It was another bright, crisp day and if I'm being honest the idea of staying inside and enjoying it as a spectator sport had its appeal. The spadgers were making inroads on the freshly filled feeders and a dozen starlings came in to attack the fat balls. Both the families of spadgers were in, though Team Silver looked sorely depleted, never more than five at a time flying in from that direction. The woodpigeons are drifting back to gardens and rooftops (I wonder how many, if any, are the local breeding population) but aren't settling in the fields for any great length of time. The school playing field is starting to approach double figures of black-headed gulls amongst the playtime melee.
I appear to be in a filling in the gaps mood lately. I got the lunchtime train into town with a view to make my way over to Chisworth to see if the flock of waxwings was still about. (It's a straightforward journey on paper but making the connections with the bus between Glossop and Marple is an art.) Arriving at Oxford Road the Southport train was sitting there ready to leave ten minutes late. I took this as an omen and got on. I wouldn't have had much time for birdwatching at Southport or Martin Mere so I got off at Appley Bridge to explore the quarry lake just down the road from the station.
Most of the time when I indulge in these speculative forays I get a decent walk out of it and often find a gem that I've been missing. It's not very often I find a dud, today was one of them. You can only approach it from a distance on the main road and it's just a small drowned quarry with no surrounding vegetation. The birdwatching cupboard wasn't entirely bare: a flock of more than a hundred black-headed gulls loafed on the water in the company of a dozen common gulls, half a dozen lesser black-backs, a few herring gulls and a pair of coots. It's the sort of site you keep an eye on if it's local but you wouldn't make a special trip without good reason.
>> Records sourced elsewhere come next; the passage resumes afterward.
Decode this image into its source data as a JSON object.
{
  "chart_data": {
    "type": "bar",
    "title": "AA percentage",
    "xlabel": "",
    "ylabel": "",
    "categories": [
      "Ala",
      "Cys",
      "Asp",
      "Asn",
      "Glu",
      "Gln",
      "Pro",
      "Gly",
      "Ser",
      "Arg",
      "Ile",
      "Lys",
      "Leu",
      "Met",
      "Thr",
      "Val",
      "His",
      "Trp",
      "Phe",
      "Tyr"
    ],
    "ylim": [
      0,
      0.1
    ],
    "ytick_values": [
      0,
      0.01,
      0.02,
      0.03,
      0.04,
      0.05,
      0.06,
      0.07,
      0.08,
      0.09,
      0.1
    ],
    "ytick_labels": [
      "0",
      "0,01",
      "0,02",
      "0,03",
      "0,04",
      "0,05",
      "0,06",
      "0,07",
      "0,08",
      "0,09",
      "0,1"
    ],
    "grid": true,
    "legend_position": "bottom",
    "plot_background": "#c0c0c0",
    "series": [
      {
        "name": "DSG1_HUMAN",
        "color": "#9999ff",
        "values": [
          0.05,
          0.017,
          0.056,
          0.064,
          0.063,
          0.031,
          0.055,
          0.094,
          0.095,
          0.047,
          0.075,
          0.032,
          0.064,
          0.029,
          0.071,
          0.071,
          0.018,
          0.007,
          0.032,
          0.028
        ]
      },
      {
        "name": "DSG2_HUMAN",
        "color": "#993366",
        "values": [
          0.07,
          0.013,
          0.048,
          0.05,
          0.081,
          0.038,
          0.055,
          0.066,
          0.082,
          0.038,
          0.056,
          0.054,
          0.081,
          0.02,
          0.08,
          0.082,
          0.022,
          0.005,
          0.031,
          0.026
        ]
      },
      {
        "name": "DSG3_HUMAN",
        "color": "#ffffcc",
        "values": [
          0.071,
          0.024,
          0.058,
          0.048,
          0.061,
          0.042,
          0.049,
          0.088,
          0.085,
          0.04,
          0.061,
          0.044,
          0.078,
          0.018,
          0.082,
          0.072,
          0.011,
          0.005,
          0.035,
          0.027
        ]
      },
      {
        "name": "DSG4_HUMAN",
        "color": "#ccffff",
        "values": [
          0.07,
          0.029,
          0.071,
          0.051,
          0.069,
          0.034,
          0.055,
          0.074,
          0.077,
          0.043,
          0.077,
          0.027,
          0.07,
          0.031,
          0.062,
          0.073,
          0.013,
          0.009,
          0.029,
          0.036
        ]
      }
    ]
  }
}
On the way back to the station the hawthorn hedgerows were thick with hungry blackbirds that didn't pay any heed to passersby and song thrushes which dropped down to the floor behind the hedge if anyone got within arm's length.
There's a train every half hour so it was no hardship getting back though I'd have been better advised waiting half an hour for the train home rather than getting the bus, the rush hour traffic jam down Chester Road seems to kick in before the school run these days.